I came to work as usual after the Fourth of July holiday. Little had


changed in my life  since meeting Pat, but It was about to.


Patricia Ann Gormley and I became very serious in our relationship. She was very much in love with me and this had become apparent to everyone around us. There were bets  I would be proposing to her in the not too distant future. I walked hand-in-hand everywhere, and although we did not engage in sex, we cuddled when we could and drifted off to dark corner where we sometime talked in whispers and sometimes just leaned against each other.


But when I stepped out of the elevator that July 5 morning, Pat was waiting in the hallway for my arrival. She said she had to talk to me. We walked down to the cross corridor where there was a little privacy. The first words out of her mouth were, “I can’t see you anymore.”


“Why?”


“It’s the too far distance,” she mumbled or something similar. She was in tears. I could barely understand her.


“What?” 


“I’m sorry,” she muttered through sobs and ran into the Ladies Room.


I stood there stunned.


A few seconds clicked off and then that tall girl who always said hello to me in passing came out of the Ladies. She walked over to me. “Are you all right?” she asked.


“Huh?”


“Pat is in there crying her eyes out.” They worked in the same department, so were acquainted with each other. She told me what happened. “Her parents won’t let her see you anymore because you aren’t Roman Catholic.”


 “What?”


I probably sounded as angry as I was. My parents forced me to church growing up leaving me with no strong religious convictions. Religion was a series of philosophical arguments to me. I didn’t see what difference it made that she was Catholic and I was not. We both were Christian, right? I felt our love was none of her parents’ business.

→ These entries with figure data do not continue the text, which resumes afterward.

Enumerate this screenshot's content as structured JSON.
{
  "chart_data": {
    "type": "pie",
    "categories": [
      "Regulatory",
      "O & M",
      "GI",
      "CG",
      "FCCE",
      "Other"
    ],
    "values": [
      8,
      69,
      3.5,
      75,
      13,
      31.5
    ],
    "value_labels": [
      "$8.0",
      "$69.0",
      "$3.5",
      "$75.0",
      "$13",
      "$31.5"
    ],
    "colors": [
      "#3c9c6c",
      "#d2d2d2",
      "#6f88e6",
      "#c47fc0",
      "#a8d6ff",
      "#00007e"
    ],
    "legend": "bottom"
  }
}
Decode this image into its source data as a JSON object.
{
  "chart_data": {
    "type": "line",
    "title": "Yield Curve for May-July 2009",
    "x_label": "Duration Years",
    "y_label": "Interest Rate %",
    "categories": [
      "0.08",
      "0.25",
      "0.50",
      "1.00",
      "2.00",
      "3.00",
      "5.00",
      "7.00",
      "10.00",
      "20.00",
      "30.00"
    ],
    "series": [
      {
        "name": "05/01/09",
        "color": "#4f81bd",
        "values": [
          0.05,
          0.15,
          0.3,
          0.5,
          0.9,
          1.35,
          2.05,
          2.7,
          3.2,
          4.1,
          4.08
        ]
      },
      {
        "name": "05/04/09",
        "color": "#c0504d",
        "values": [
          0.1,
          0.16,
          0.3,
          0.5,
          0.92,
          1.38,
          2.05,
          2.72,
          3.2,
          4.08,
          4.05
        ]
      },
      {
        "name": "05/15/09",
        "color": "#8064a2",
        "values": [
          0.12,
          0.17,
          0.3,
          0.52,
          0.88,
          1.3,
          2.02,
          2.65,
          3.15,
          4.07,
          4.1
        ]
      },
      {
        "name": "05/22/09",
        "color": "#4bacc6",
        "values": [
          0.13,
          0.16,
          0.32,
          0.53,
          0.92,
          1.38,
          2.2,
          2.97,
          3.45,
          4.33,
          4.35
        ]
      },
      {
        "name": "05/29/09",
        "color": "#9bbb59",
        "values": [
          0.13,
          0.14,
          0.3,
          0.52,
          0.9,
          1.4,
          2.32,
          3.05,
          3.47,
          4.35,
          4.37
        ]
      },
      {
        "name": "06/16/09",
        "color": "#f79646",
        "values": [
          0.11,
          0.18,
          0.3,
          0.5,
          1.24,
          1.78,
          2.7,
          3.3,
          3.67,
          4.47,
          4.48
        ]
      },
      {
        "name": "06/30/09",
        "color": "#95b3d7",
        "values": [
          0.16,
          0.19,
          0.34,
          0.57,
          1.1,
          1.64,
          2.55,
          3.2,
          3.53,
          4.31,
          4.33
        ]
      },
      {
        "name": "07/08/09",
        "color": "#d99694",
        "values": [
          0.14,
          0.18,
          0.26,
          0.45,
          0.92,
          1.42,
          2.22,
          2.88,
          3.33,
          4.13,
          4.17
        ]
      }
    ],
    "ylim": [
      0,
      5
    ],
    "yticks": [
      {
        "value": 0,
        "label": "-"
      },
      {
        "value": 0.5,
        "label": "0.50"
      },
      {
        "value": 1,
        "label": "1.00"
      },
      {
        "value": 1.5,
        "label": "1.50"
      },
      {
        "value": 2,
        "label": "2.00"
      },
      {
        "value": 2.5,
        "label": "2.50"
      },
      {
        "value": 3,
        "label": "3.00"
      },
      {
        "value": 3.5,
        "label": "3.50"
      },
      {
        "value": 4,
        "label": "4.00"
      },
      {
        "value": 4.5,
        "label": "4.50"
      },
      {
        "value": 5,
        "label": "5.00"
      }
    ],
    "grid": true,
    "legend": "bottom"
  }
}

“Are you okay?” she asked again.


 “Yeah,” I said. “I’m fine,” and went back to my own office. I was in a daze the rest of the morning.


It was just past the Fourth of July and already over between Pat and I. I couldn’t even talk to her because she went out of her way to avoid me after that stunning morning. If she saw me she hurried away, always with a glint of tear in her eyes. I have no idea what happened to her after Atlantic. I assume Pat met a nice Catholic boy, got married and had lots of children.



Peppy died that Thursday morning, the Seventh of July. This was the pup my grandfather had given me before I started Grade School. Peppy was 15  or 16 years old. I believe she developed cancer during that year and my mom put her down in the basement because she was bleeding and leaving spots about the house. She died shortly after that. My dad buried her down in the field next to Topper. It was as if he was burying my boyhood along with her. She had slept in my bed aside me for almost all her life, which meant most of mine as well.


My grandfather was dead. Both of my dogs had died. All my girlfriends had bid me goodbye. I heard that Sonja had broken up with the boy she had dropped me for back in early June. I wasn’t sure I wanted to stir up that fire again. I was hoping for a change of luck.